The Bigloo module system was used as the original module system for S2, and S2 used to be built directly from the sources using it, without going through the bootstrap step. This is no longer the case. S2 has extended the Bigloo module system and the extensions proved too useful to not use within S2 itself.

Caveat User:

Unfortunately, Bigloo must now be regarded as a non-working substrate. There are now three readers built into S2, and none of them work terribly well on Bigloo. If you are interested in trying to fix the problems, all the makefile rules are still in place to build a Bigloo version, so have at it. In summary:

--reader naive

The naive reader uppercases all symbols and has no line-number reporting in error messages. It may actually work with current versions of Bigloo. I have also heard that Bigloo now has a case-sensitive reader, but the patch.bigloo and bigloo-target.scm files are not set up to take advantage of it.

--reader full

First it thrashes, then it crashes. This reader does call/cc co-routining, and historically Bigloo (particularly the Boehm collector) has had problems with this reader.

--reader native

This reader avoids the call/cc co-routining by building a recursive-descent parser on top of the --reader full lexer. Under Bigloo it appears to go into an infinite loop, and I can't help but wonder if this is due to Bigloo's difficulties with full TCO.

Larceny v1.01a

Larceny is currently the fastest substrate for S2. It also has excellent compliance to R5RS, and Lars Hansen has explained to me how to exploit his macro-expander from inside of S2 (but I haven't done it yet). The only downside is that it only runs on Sparc boxen.

Rice PLT v103, v20x

The v103 code should still work but I haven't checked it in ages. Bytecoded PLT is really just too slow for this application, and I don;t really understand how to build a standalone,native-code executable for PLT.

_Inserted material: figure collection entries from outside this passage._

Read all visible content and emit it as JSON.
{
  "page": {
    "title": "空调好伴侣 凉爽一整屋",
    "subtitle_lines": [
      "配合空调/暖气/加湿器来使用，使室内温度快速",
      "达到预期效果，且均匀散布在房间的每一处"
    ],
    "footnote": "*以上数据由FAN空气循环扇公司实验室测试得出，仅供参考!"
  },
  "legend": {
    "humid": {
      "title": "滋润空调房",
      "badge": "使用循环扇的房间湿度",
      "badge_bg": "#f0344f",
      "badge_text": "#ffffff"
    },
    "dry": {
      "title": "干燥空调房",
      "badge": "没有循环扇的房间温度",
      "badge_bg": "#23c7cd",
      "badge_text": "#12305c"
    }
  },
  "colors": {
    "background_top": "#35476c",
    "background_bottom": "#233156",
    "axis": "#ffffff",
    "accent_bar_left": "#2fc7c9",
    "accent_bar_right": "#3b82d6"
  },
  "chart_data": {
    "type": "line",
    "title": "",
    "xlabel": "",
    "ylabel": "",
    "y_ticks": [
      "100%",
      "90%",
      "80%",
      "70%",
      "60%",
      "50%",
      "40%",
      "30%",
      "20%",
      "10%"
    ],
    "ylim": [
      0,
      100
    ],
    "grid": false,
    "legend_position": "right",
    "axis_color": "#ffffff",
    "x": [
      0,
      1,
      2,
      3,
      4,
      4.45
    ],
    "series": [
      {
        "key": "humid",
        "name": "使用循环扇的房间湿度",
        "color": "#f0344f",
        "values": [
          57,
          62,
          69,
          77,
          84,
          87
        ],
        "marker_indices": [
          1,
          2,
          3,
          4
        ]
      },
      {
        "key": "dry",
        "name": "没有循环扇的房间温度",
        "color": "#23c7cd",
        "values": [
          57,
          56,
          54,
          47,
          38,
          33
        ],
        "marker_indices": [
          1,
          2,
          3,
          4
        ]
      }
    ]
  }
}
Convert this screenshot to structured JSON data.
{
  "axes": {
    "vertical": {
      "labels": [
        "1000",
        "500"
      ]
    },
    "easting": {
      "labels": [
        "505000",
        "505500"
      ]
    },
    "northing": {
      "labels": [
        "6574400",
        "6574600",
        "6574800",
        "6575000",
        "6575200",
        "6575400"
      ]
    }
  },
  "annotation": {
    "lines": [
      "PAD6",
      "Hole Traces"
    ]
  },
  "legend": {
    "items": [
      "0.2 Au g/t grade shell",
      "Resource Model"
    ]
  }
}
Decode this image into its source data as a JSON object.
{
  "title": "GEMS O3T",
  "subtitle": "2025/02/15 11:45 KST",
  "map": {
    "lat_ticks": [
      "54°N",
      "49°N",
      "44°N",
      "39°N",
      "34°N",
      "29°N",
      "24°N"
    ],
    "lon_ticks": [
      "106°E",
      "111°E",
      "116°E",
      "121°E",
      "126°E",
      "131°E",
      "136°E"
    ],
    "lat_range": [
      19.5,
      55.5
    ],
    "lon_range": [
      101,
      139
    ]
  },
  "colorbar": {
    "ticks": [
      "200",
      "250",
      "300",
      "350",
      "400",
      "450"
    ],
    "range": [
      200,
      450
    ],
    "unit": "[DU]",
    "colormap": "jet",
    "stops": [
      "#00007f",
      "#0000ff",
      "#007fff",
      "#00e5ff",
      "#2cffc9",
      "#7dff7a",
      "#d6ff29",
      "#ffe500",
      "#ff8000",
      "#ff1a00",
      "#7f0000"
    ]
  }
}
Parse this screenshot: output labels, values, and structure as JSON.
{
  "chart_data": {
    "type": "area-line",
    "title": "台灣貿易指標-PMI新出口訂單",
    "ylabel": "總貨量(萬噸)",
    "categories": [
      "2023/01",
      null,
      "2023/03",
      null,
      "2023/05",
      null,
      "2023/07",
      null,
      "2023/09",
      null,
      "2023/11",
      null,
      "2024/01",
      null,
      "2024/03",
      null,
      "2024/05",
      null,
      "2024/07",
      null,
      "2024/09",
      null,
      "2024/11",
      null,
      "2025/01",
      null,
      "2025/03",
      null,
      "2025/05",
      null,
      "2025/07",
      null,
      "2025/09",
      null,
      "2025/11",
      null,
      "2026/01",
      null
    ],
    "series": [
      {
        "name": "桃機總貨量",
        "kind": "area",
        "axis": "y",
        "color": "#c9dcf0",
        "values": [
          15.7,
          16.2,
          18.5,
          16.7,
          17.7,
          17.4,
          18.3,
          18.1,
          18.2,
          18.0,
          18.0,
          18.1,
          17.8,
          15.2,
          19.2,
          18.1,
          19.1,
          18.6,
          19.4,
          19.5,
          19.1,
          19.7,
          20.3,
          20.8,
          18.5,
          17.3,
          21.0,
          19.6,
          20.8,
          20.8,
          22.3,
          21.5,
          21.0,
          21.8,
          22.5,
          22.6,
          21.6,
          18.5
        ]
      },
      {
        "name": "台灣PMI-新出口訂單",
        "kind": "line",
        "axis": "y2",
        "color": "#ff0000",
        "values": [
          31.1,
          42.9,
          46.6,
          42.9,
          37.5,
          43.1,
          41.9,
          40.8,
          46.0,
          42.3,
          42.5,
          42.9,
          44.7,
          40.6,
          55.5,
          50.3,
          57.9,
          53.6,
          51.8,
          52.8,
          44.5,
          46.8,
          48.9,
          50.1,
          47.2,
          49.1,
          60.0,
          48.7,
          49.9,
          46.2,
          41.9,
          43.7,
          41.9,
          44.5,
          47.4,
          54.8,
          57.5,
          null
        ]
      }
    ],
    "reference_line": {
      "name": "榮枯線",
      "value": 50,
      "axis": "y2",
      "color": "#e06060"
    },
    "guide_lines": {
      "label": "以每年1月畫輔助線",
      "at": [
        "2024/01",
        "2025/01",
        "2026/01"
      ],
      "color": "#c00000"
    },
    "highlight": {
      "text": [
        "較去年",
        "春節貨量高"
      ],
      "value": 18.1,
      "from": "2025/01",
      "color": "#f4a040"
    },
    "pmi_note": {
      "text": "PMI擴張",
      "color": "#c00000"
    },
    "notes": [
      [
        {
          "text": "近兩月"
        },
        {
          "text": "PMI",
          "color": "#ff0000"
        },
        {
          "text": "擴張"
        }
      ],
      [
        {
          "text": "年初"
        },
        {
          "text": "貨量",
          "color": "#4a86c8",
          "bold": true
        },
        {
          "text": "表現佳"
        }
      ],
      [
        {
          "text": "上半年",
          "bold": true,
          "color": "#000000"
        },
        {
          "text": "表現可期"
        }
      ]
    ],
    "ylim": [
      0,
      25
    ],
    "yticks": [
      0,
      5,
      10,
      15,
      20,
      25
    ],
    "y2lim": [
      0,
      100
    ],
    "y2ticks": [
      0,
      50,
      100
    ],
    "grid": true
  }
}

Which leads to the other problem. Currently v20x is b0rken. I'm working on this, but it may take a while.

Scheme 48 0.53

I should probably just remove Scheme48 from the supported list, but it was the best platform for such a long time. The main problem is that Scheme48's eval has unpleasant interactions with it's module system - which means that we have to interpret define-macros with an interpreter built inside the interpreter. Blecch. It's really slow.

Chicken

Interpreted

Interpreted Chicken is really slow, but it does work.

Compiled

So you would think that if the interpreted version worked, then the compiled version would be a doddle. Well, it just ain't so.

Petite Chez

Petite Chez works really well right now, and it's bloody fast for a byte-coded system. That said, you have to be a little bit careful with your Petite installation if you want the configure script to detect and configure the Makefiles to use it correctly.

The main problem is that the packaging is not consistent across all of the platforms for which Petite is available. Practically this means that you must hack the shell-script which starts up petite so that the configure script can understand it. Eventually, I'll make this work via --with switches in configure, but until then the petite script must look like:

#! /bin/sh
EXEC=/usr/lib/csv6.0a/i3le/./scheme.exe
HEAP=/usr/lib/csv6.0a/i3le/./petite.heap
exec $EXEC -h $HEAP $*
    

The configure script looks for the EXEC= and HEAP= assignments in order to find the corresponding pieces of the petite installation.

Gambit-C

I am so pleased to finally have a Gambit version working. Now I have a fast, portable implementation for all the platforms I use. There are no gotchas of which I am aware, although the mangled source file s2.gambit is bloody hard to read because of the lack of a macro-expander in gsc.